No Treason, no. 1 - Lysander Spooner - Mises Daily

  1. That two men have no more natural right to exercise any kind of authority over one than one has to exercise the same authority over two. A man's natural rights are his own against the whole world; and any infringement of them is equally a crime whether committed by one man or by millions; whether committed by one man calling himself a robber (or by any other name indicating his true character) or by millions calling themselves a government.

  2. It would be absurd for the most numerous party to talk of establishing a government over the less numerous party, unless the former were also the strongest as well as the most numerous: for it is not to be supposed that the strongest party would ever submit to the rule of the weaker party, merely because the latter were the most numerous.

    And as matter of fact, it is perhaps never that governments are established by the most numerous party. They are usually, if not always, established by the less numerous party — their superior strength consisting in their superior wealth, intelligence, and ability to act in concert.

  3. Our Constitution does not profess to have been established simply by the majority, but by "the people" — the minority as much as the majority.

  4. If our fathers, in 1776, had acknowledged the principle that a majority had the right to rule the minority, we should never have become a nation — for they were in a small minority as compared with those who claimed the right to rule over them.

  5. Majorities, as such, afford no guarantees for justice. They are men of the same nature as minorities. They have the same passions for fame, power, and money as minorities and are liable and likely to be equally — perhaps more than equally, because more boldly — rapacious, tyrannical, and unprincipled, if entrusted with power.

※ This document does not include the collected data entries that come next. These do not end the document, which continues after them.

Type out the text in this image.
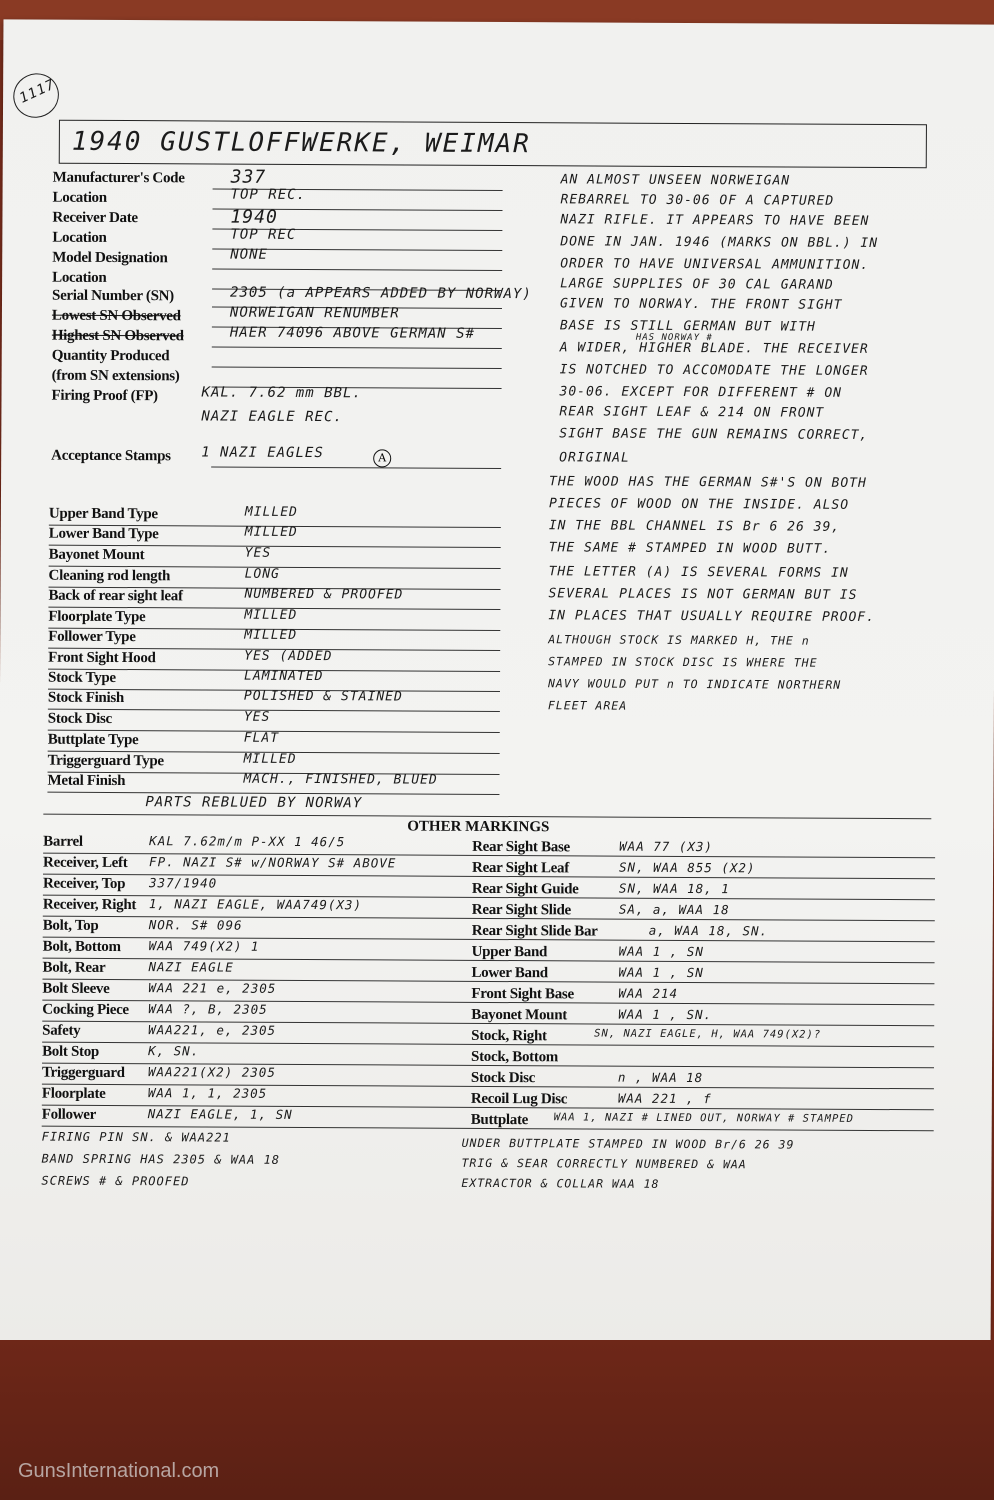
1117
1940 GUSTLOFFWERKE, WEIMAR
Manufacturer's Code	337
Location	TOP REC.
Receiver Date	1940
Location	TOP REC
Model Designation	NONE
Location
Serial Number (SN)	2305 (a APPEARS ADDED BY NORWAY)
Lowest SN Observed	NORWEIGAN RENUMBER
Highest SN Observed	HAER 74096 ABOVE GERMAN S#
Quantity Produced
(from SN extensions)
Firing Proof (FP)	KAL. 7.62 mm BBL.
NAZI EAGLE REC.
Acceptance Stamps 1 NAZI EAGLES	A
Upper Band Type	MILLED
Lower Band Type	MILLED
Bayonet Mount	YES
Cleaning rod length	LONG
Back of rear sight leaf	NUMBERED & PROOFED
Floorplate Type	MILLED
Follower Type	MILLED
Front Sight Hood	YES (ADDED
Stock Type	LAMINATED
Stock Finish	POLISHED & STAINED
Stock Disc	YES
Buttplate Type	FLAT
Triggerguard Type	MILLED
Metal Finish	MACH., FINISHED, BLUED
PARTS REBLUED BY NORWAY
AN ALMOST UNSEEN NORWEIGAN
REBARREL TO 30-06 OF A CAPTURED
NAZI RIFLE. IT APPEARS TO HAVE BEEN
DONE IN JAN. 1946 (MARKS ON BBL.) IN
ORDER TO HAVE UNIVERSAL AMMUNITION.
LARGE SUPPLIES OF 30 CAL GARAND
GIVEN TO NORWAY. THE FRONT SIGHT
BASE IS STILL GERMAN BUT WITH
A WIDER, HIGHER BLADE. THE RECEIVER
IS NOTCHED TO ACCOMODATE THE LONGER
30-06. EXCEPT FOR DIFFERENT # ON
REAR SIGHT LEAF & 214 ON FRONT
SIGHT BASE THE GUN REMAINS CORRECT,
ORIGINAL
THE WOOD HAS THE GERMAN S#'S ON BOTH
PIECES OF WOOD ON THE INSIDE. ALSO
IN THE BBL CHANNEL IS Br 6 26 39,
THE SAME # STAMPED IN WOOD BUTT.
THE LETTER (A) IS SEVERAL FORMS IN
SEVERAL PLACES IS NOT GERMAN BUT IS
IN PLACES THAT USUALLY REQUIRE PROOF.
ALTHOUGH STOCK IS MARKED H, THE n
STAMPED IN STOCK DISC IS WHERE THE
NAVY WOULD PUT n TO INDICATE NORTHERN
FLEET AREA
HAS NORWAY #
OTHER MARKINGS
Barrel	KAL 7.62m/m P-XX 1 46/5
Receiver, Left FP. NAZI S# w/NORWAY S# ABOVE
Receiver, Top 337/1940
Receiver, Right 1, NAZI EAGLE, WAA749(X3)
Bolt, Top	NOR. S# 096
Bolt, Bottom WAA 749(X2) 1
Bolt, Rear	NAZI EAGLE
Bolt Sleeve	WAA 221 e, 2305
Cocking Piece WAA ?, B, 2305
Safety	WAA221, e, 2305
Bolt Stop	K, SN.
Triggerguard WAA221(X2) 2305
Floorplate	WAA 1, 1, 2305
Follower	NAZI EAGLE, 1, SN
Rear Sight Base	WAA 77 (X3)
Rear Sight Leaf	SN, WAA 855 (X2)
Rear Sight Guide	SN, WAA 18, 1
Rear Sight Slide	SA, a, WAA 18
Rear Sight Slide Bar	a, WAA 18, SN.
Upper Band	WAA 1 , SN
Lower Band	WAA 1 , SN
Front Sight Base	WAA 214
Bayonet Mount	WAA 1 , SN.
Stock, Right	SN, NAZI EAGLE, H, WAA 749(X2)?
Stock, Bottom
Stock Disc	n , WAA 18
Recoil Lug Disc	WAA 221 , f
Buttplate WAA 1, NAZI # LINED OUT, NORWAY # STAMPED
FIRING PIN SN. & WAA221
BAND SPRING HAS 2305 & WAA 18
SCREWS # & PROOFED
UNDER BUTTPLATE STAMPED IN WOOD Br/6 26 39
TRIG & SEAR CORRECTLY NUMBERED & WAA
EXTRACTOR & COLLAR WAA 18
GunsInternational.com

    There is no more reason, then, why a man should either sustain or submit to the rule of a majority than of a minority. Majorities and minorities cannot rightfully be taken at all into account in deciding questions of justice. And all talk about them in matters of government is mere absurdity.

    Men are dunces for uniting to sustain any government or any laws except those in which they are all agreed. And nothing but force and fraud compel men to sustain any other. To say that majorities, as such, have a right to rule minorities, is equivalent to saying that minorities have, and ought to have, no rights except such as majorities please to allow them.

  6. It is not improbable that many or most of the worst of governments — although established by force, and by a few, in the first place — come, in time, to be supported by a majority. But if they do, this majority is composed in large part of the most ignorant, superstitious, timid, dependent, servile, and corrupt portions of the people; of those who have been overawed by the power, intelligence, wealth, and arrogance; of those who have been deceived by the frauds; and of those who have been corrupted by the inducements of the few who really constitute the government.

    Such majorities, very likely, could be found in half, perhaps in nine-tenths, of all the countries on the globe. What do they prove? Nothing but the tyranny and corruption of the very governments that have reduced such large portions of the people to their present ignorance, servility, degradation, and corruption — an ignorance, servility, degradation, and corruption that are best illustrated in the simple fact that they do sustain the governments that have so oppressed, degraded, and corrupted them.

    They do nothing toward proving that the governments themselves are legitimate, or that they ought to be sustained, or even endured, by those who understand their true character. The mere fact, therefore, that a government chances to be sustained by a majority, of itself proves nothing that is necessary to be proved in order to know whether such government should be sustained or not.

  7. The principle that the majority have a right to rule the minority practically resolves all government into a mere contest between two bodies of men, as to which of them shall be masters and which of them slaves: a contest, that — however bloody — can never, in the nature of things, be finally closed so long as man refuses to be a slave.